Comprehensive FFI example exercising all supported patterns: structs, tagged union enums, slices, vecs, options, strings, callbacks (with Shape, Slice, Option, and Vec parameters), and a KitchenSink struct that combines all major FFI types (u64, bool, f64, ffi::String, tagged enum, ffi::Option, ffi::Slice, ffi::Optionffi::String). Exports a public inventory() function consumed by the backend's integration test. Mirrors the role of crates/reference_project/ for the C# backend.

Test infrastructure

• crates/backend_c/tests/: Rust integration test generates the C header from reference_project_c's inventory. C++20 gtest suite (10 tests) under reference_project/ loads the Rust cdylib and validates all FFI types with proper assertions. Uses CMake + FetchContent for gtest. The generated header is gitignored (regenerated by cargo test).

• examples/hello_world/: added a second binding generation test for C (alongside the existing C# one), plus a simple C++20 gtest (2 tests) that validates the Vec2/my_function roundtrip. Renamed bindings/ to bindings_csharp/ for clarity alongside bindings_c/. Also fixed the existing C# Xunit test to only reference types in the inventory and updated the target framework to net10.0. Generated headers are gitignored.

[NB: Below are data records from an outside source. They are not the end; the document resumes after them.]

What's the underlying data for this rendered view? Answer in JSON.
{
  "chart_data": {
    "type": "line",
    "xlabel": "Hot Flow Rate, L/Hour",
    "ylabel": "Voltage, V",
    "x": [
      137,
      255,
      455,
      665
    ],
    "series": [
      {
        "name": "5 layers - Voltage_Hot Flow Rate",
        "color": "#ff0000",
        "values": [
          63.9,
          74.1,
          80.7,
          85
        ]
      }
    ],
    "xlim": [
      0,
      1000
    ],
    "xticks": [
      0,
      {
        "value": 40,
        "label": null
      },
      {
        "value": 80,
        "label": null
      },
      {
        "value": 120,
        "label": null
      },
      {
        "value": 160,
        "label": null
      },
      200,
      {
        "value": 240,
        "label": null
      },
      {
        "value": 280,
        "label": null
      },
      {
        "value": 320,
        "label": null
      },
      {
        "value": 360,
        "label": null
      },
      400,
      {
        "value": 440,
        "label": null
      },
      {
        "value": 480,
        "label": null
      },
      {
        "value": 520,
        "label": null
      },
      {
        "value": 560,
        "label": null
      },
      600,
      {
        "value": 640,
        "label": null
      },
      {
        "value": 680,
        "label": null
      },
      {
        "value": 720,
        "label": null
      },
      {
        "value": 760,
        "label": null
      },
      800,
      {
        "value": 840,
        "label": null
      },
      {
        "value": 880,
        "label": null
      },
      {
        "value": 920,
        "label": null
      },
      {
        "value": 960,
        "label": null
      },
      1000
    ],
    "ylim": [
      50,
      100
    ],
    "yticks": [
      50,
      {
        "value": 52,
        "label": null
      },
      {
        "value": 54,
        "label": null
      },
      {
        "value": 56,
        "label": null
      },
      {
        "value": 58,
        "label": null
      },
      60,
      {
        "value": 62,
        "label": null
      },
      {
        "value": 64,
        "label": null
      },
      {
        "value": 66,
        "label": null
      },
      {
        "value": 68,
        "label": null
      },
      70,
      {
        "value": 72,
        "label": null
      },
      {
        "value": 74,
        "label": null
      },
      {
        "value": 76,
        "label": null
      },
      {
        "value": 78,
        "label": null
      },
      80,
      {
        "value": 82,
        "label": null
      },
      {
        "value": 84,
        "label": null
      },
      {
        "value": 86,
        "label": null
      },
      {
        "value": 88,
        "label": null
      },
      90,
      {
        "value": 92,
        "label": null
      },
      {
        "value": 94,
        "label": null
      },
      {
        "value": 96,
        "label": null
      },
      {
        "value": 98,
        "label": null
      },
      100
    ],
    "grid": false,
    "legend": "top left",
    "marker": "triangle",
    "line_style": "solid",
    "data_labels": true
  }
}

• Justfile: just test-c runs both C++ test suites via a shared _test_c helper (cmake configure/build/ctest with RUST_LIB_DIR). just test-dotnet now also runs the hello_world Xunit test. Both are wired into just ci.

[ralfbiedert]

Hi, thanks for the PR, and thanks a lot for looking after the C backend.

Yes, AI assisted PRs are generally fine if there is sufficient 'human in the loop'. This PR has a few issues though:

Most importantly, the C backend (any backend now) should be 'model + pass' based. Essentially that means each backend should

• First, define a understandable model how the target language works (see the C# backend lang module). Essentially that means defining a taxonomy what items (functions, types, enums, ...) should be observable in its output.
• Next, define one or more model passes (again, see C#) that transform core::Inventory items into its own model. This might mean mapping types, filtering out things that won't work, registering helper types, ...
• Lastly, define one more output passes that (gradually) build up fragments (e.g, type definitions, enum definitions, ...)

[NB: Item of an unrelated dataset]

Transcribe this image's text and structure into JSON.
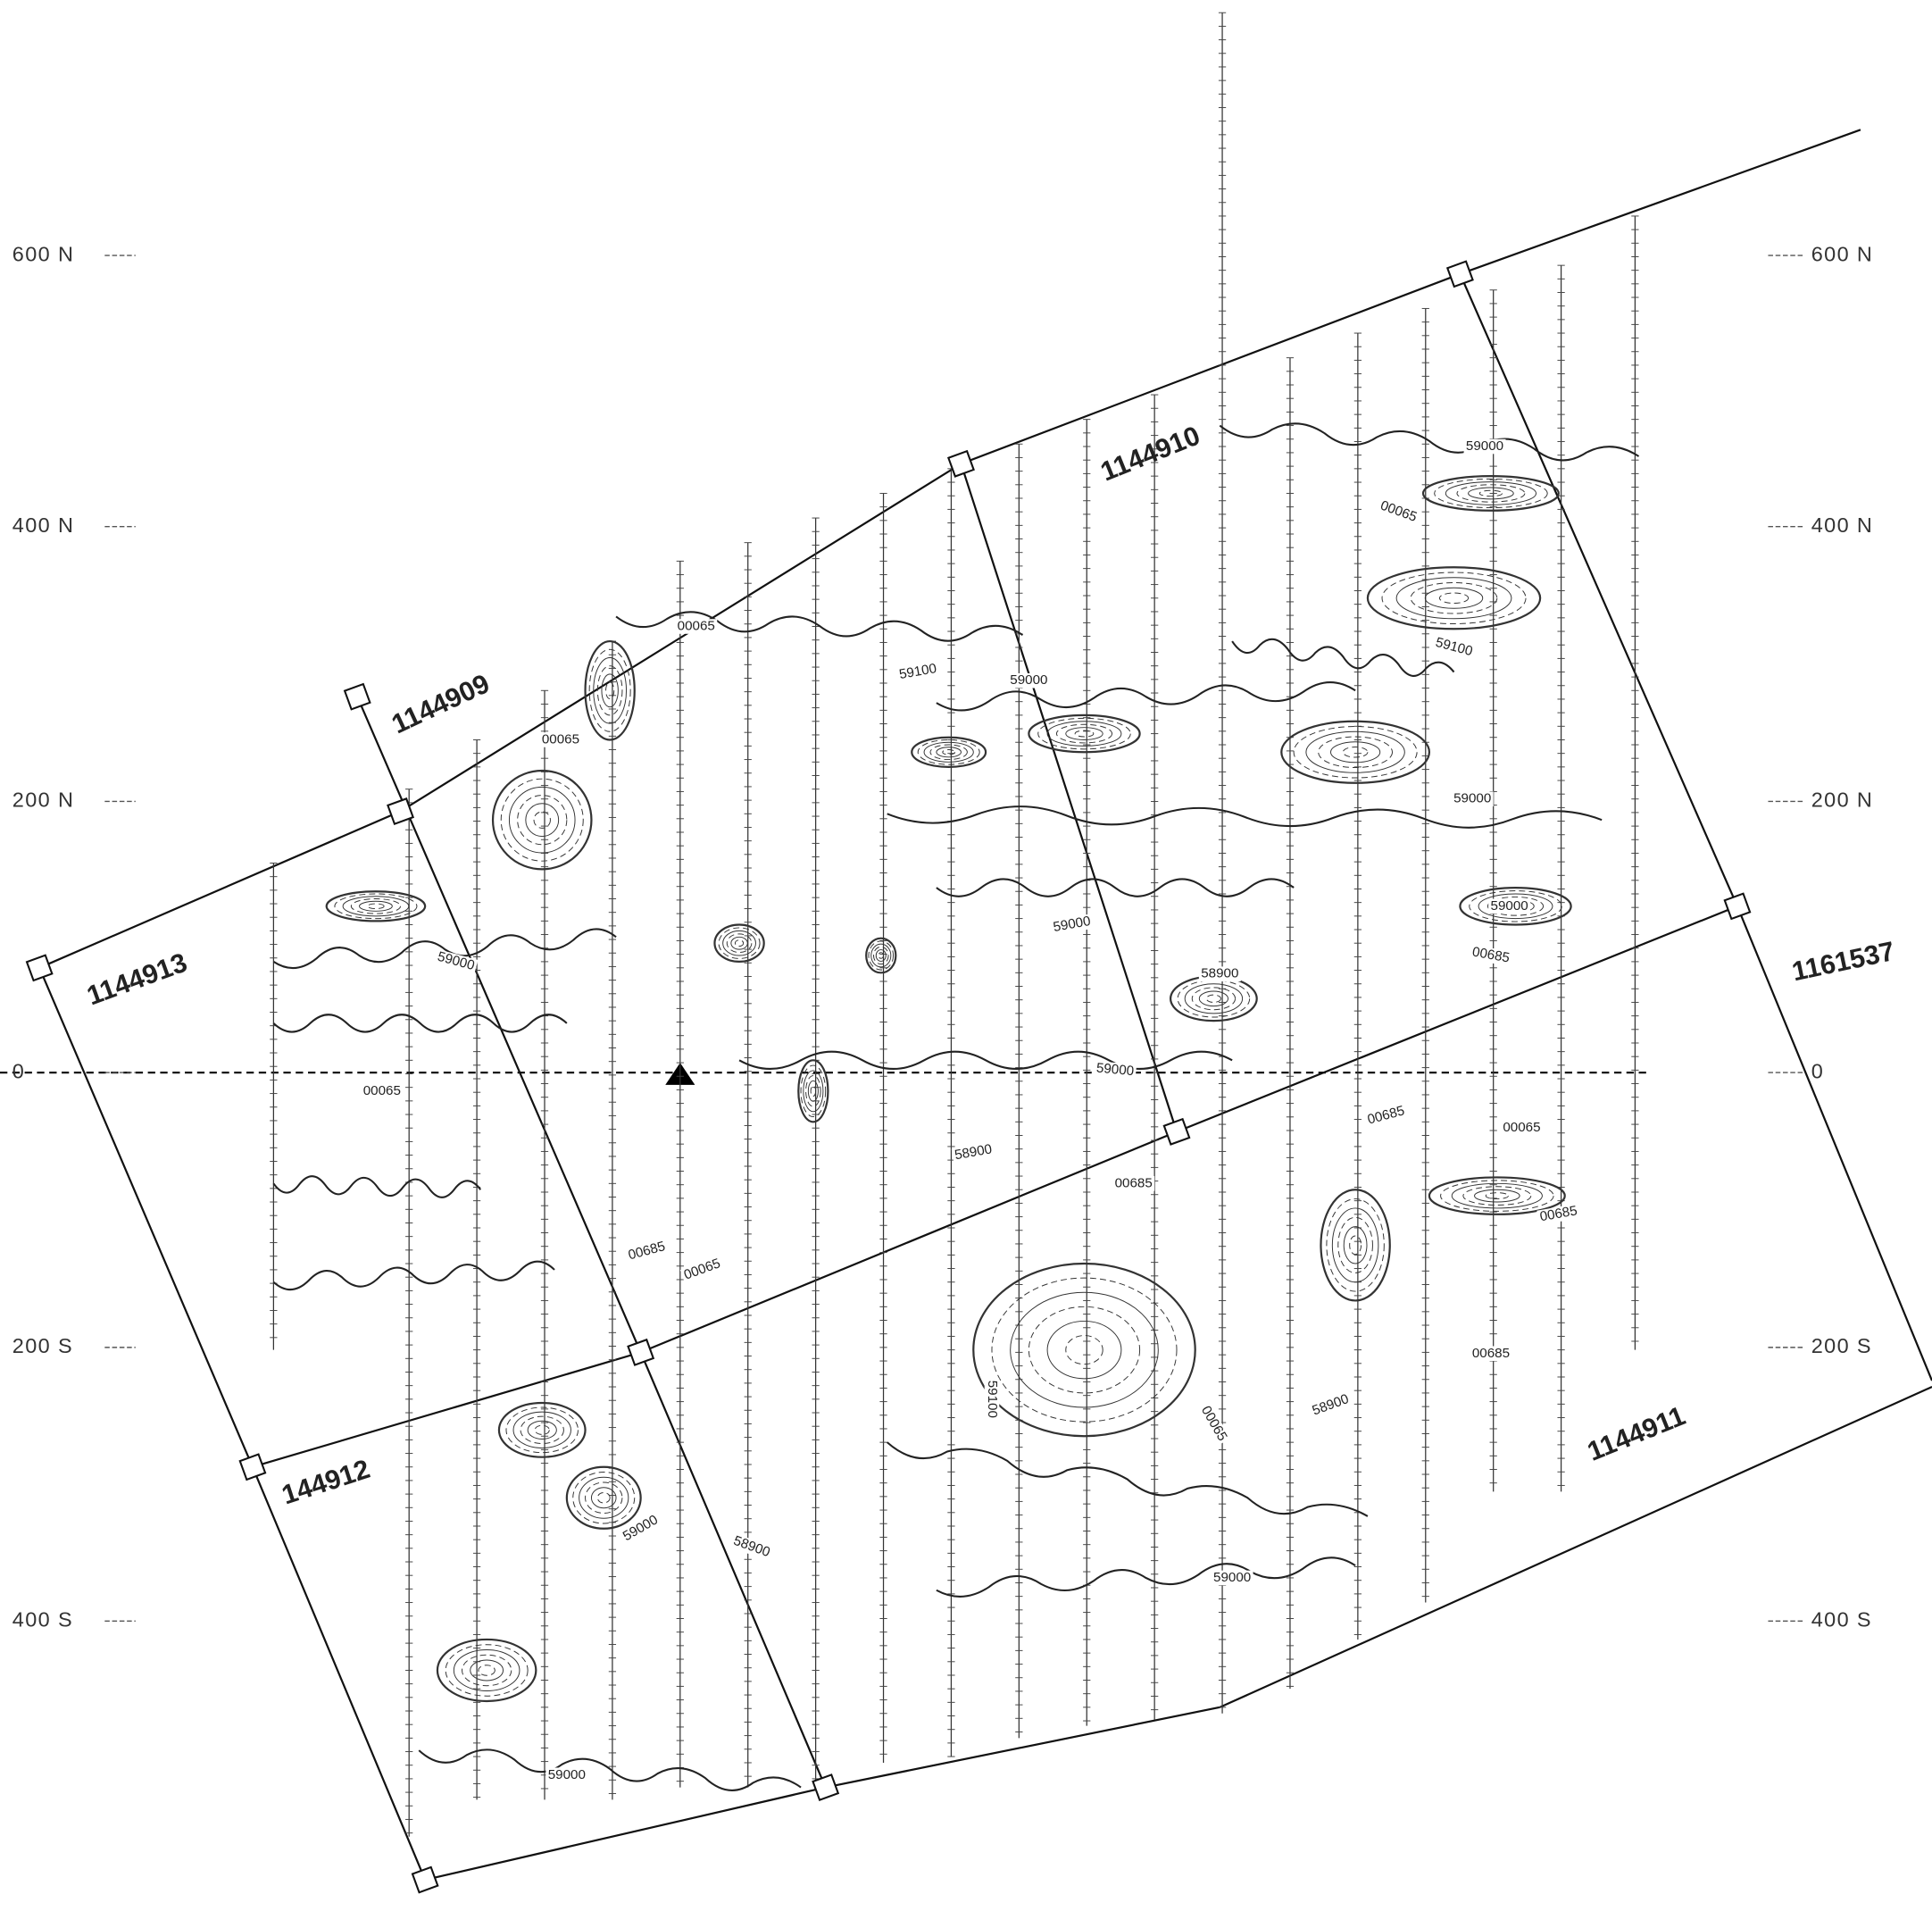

The overall structure should be vaguely organized like in the C# backend, in particular the lang items, passes and pipelines (pipelines glue the passes together).

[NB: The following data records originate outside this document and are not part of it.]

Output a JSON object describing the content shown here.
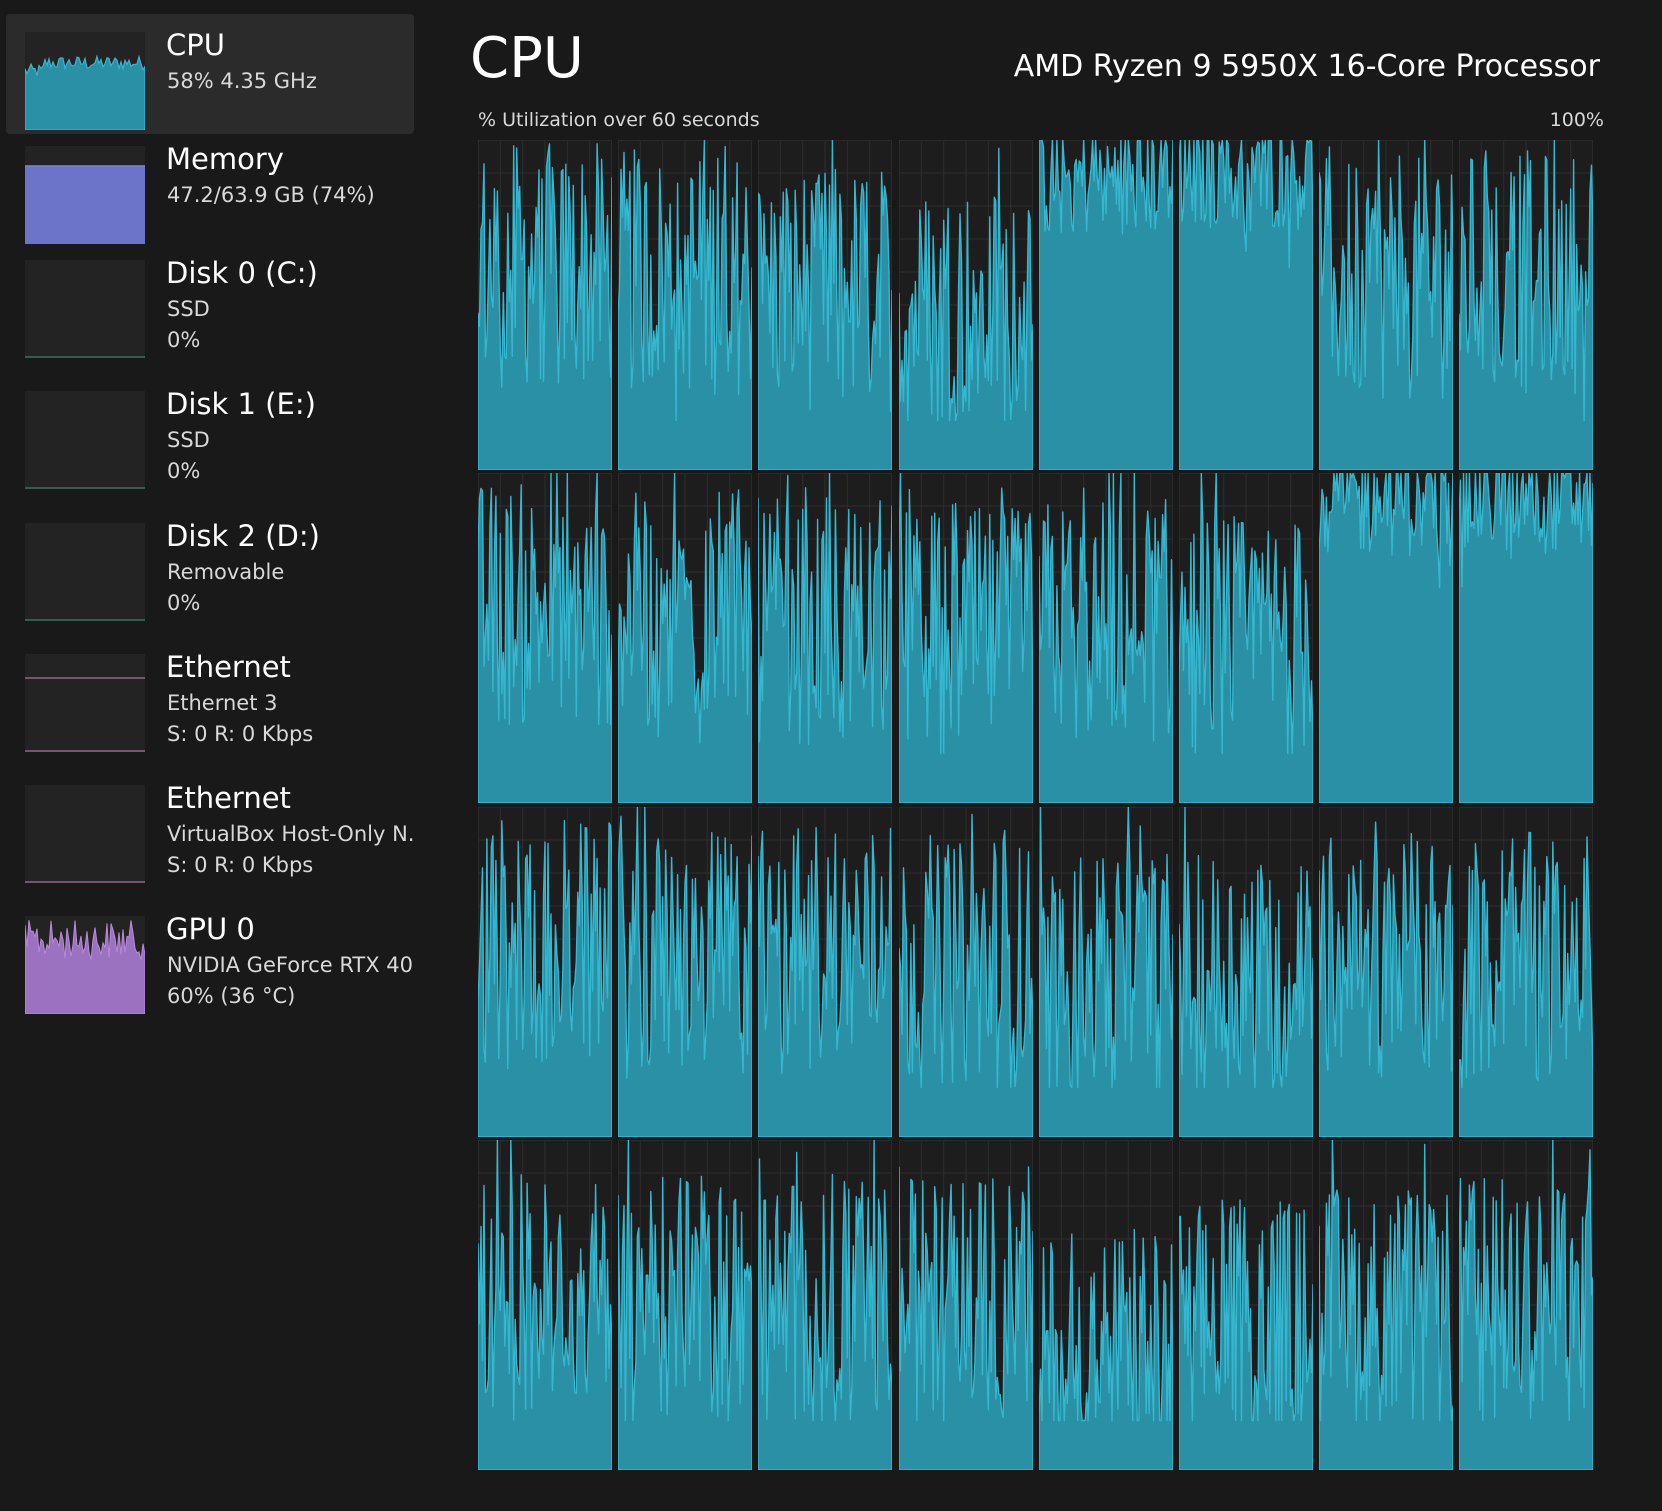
{
  "sidebar": {
    "items": [
      {
        "title": "CPU",
        "line1": "58%  4.35 GHz",
        "line2": "",
        "graph": "cpu",
        "color": "#35b7cf",
        "fill": "#2a90a6",
        "selected": true
      },
      {
        "title": "Memory",
        "line1": "47.2/63.9 GB (74%)",
        "line2": "",
        "graph": "memory",
        "color": "#7b84d8",
        "fill": "#6b74c9",
        "selected": false
      },
      {
        "title": "Disk 0 (C:)",
        "line1": "SSD",
        "line2": "0%",
        "graph": "flat",
        "color": "#3e9a82",
        "fill": "#3e9a82",
        "selected": false
      },
      {
        "title": "Disk 1 (E:)",
        "line1": "SSD",
        "line2": "0%",
        "graph": "flat",
        "color": "#3e9a82",
        "fill": "#3e9a82",
        "selected": false
      },
      {
        "title": "Disk 2 (D:)",
        "line1": "Removable",
        "line2": "0%",
        "graph": "flat",
        "color": "#3e9a82",
        "fill": "#3e9a82",
        "selected": false
      },
      {
        "title": "Ethernet",
        "line1": "Ethernet 3",
        "line2": "S: 0  R: 0 Kbps",
        "graph": "ethernet",
        "color": "#c88ab8",
        "fill": "#c88ab8",
        "selected": false
      },
      {
        "title": "Ethernet",
        "line1": "VirtualBox Host-Only N.",
        "line2": "S: 0  R: 0 Kbps",
        "graph": "flat",
        "color": "#c88ab8",
        "fill": "#c88ab8",
        "selected": false
      },
      {
        "title": "GPU 0",
        "line1": "NVIDIA GeForce RTX 40",
        "line2": "60%  (36 °C)",
        "graph": "gpu",
        "color": "#b88ad8",
        "fill": "#9a72c0",
        "selected": false
      }
    ]
  },
  "main": {
    "title": "CPU",
    "processor": "AMD Ryzen 9 5950X 16-Core Processor",
    "utilization_label": "% Utilization over 60 seconds",
    "max_label": "100%"
  },
  "colors": {
    "background": "#191919",
    "cpu_line": "#35b7cf",
    "cpu_fill": "#2a90a6",
    "grid_line": "#2e2e2e"
  },
  "cores": {
    "rows": 4,
    "cols": 8,
    "mean_utilization": [
      0.62,
      0.6,
      0.55,
      0.5,
      0.88,
      0.9,
      0.58,
      0.6,
      0.6,
      0.58,
      0.55,
      0.52,
      0.55,
      0.5,
      0.92,
      0.93,
      0.58,
      0.55,
      0.58,
      0.52,
      0.5,
      0.5,
      0.55,
      0.55,
      0.52,
      0.52,
      0.5,
      0.52,
      0.35,
      0.45,
      0.48,
      0.52
    ]
  }
}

The passes should also be configurable (this might include options about naming conventions, etc.), and setting these config options should again follow how the C# pipeline builders do it.

Most importantly, new backends must use tera templates like the C# backend does it. The whole indented!() we had earlier, and the writeln!() in here, is a total maintenance nightmare.

Testing should also vaguely follow C#. There should be multiple emission / insta snapshot tests for various reference project parts. Neither tests nor codegen should include C++ constructs (for the backend_c), unless its minimal and optional.

[yuvatia]

Thank you for your feedback, will address those comments and update the PR in a few days.

[yuvatia]

I'm debating adding a {{load_fn}}W or something that just takes a PCWSTR to avoid these conversions, wdyt?

[yuvatia]

I updated the PR to address all your comments, and also addressed a few gaps such as missing benchmarks (runnable with just bench-c) + some functionality that was lost from the older backend that I liked (being able to choose between snake_case/camelCase/PascalCase).

[ralfbiedert]

Sorry, but this still has most issues of the C backend flow and structure being vastly different from the C# one.

I recommend you (as a human) look at the C# backend and get a feeling for it, there's too much detail to write everything down item-by-item. While some internals have been agent created (e.g., overload emission and proc macros), the overall backend flow is 'hand-designed' and should be easy to follow (if it isn't that would be an issue).

One bigger thing though I missed the first time, the reliance on cmake, which is often a PITA to set up on platforms that don't ship it out of the box. It's a bit of a weak argument given we rely on dotnet already (and I'm open to discussions how to address that), but I'd be good to explore options (maybe, using cc?) to minimize setup pain.